How scale and automation enhance forecasting and demand planning across the enterprise

Forecasting influences decision making, which in turn influences the direction of every business. 

When retailers use a cross-channel approach that remains consistent and connected across all of the decisions below, they have the ability to solve many different forecasting issues that may arise in areas such as merchandising, operations, and the supply chain.

Retailers should use forecasting to:

  • Plan a range of SKUs that have the correct choice count, breadth and depth
  • Make the right inventory investments that optimise profit
  • Ensure that inventory can meet customer demand whilst managing the supply chain
  • Ensure all stores and distributions have the right labour allocation
  • Create optimised price and promotional strategies

Retailers may find that large-scale forecasting and demand planning challenges need to be automated, and they need to be scalable. Automation can greatly benefit statistical forecasting by creating efficiencies in these processes and helping to achieve exception-based management.  Automation can also scale up and down to different levels of detail to ensure that the right decisions fit the purpose. Plus, with more automation, there’s more time for retailers to focus on new forecasting areas and business planning.

Advanced statistics enhance forecasting and demand planning

Data-driven analytics for the core of every forecasting journey. Whether retailers look at sales value and volume, store traffic or distribution centre activity, every decision needs to consider accurate short-term, medium-term, and long-term demand forecasts.

Advanced statistical forecasting methods such as predictive algorithms, time series, and machine learning have the advantage of capturing causal variables. These variables could include price, promotions, and even weather and social media data. With this data, retailers can gain insights that can:

  • Anticipate demand based on ‘what-if’ scenarios and understand how disruptions could affect business
  • Provide an overview of what’s included -  and missing - from forecasts to improve business decisions and forecasting methods

Unique models can provide independent forecast generation based on product/location and time series to capture demand insights at different levels of detail. Retailers can also use automation to reconcile and align forecasts within the planning hierarchy.
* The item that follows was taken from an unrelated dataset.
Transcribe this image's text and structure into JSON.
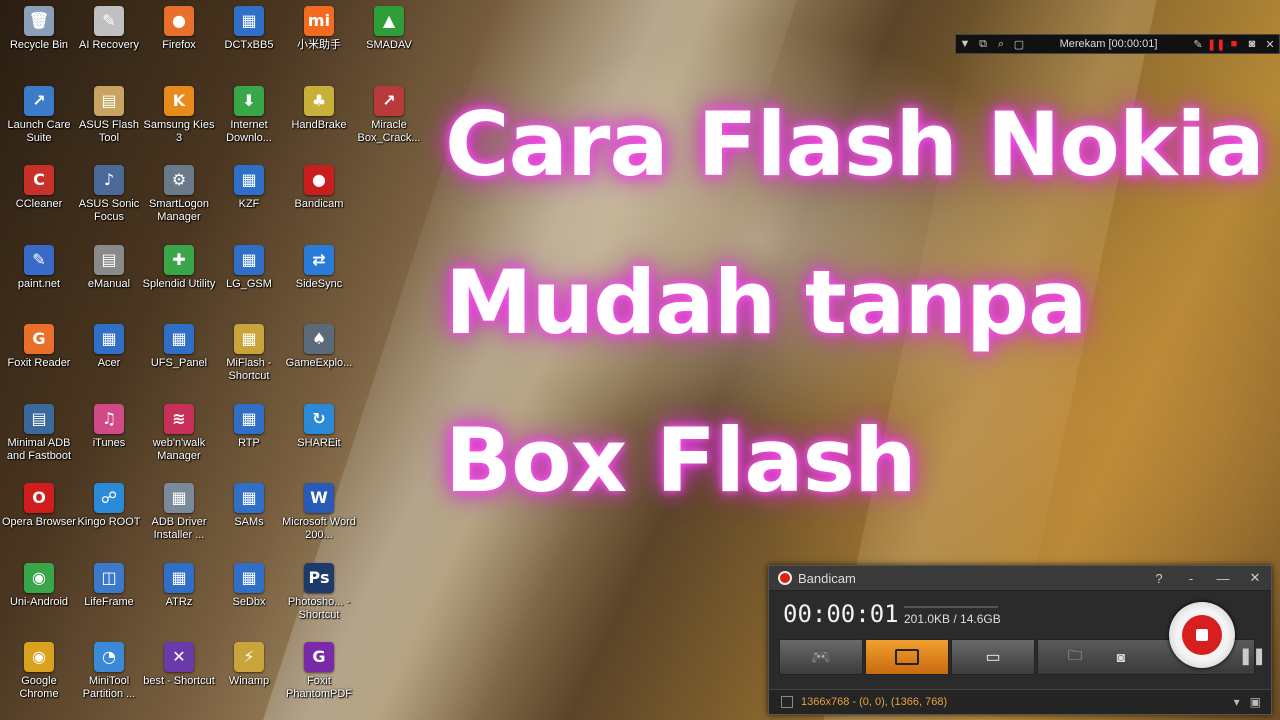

Forecasting SKUs and stores can be tricky due to different demand levels - seasonal products may have short demand cycles, other products may experience bursts of demand. By using forecasting models that analyse each demand segment independently, retailers have a better idea of what sells, and when.

Unified and repeatable workflows enhance forecasting and demand planning

We’ve talked a lot about demand modelling, but that’s only part of the entire picture. Workflows need to be unified and repeatable for the users. There’s no point in forecasting if the analytic insights can’t be used in collaboration with subject matter experts.

That’s why they need to be properly integrated into downstream planning and execution systems so that users can identify risks and opportunities. These insights will drive better planning productivity, better understanding of demand drivers, and better inventory management.

The road ahead

Retailers will always need to deal with uncertainty, but a robust, repeatable, an automated approach to forecasting and demand planning will provide an immediate understanding of the various factors impacting supply chain activity, enabling businesses to make the right decisions about potential opportunities for growth and profitability.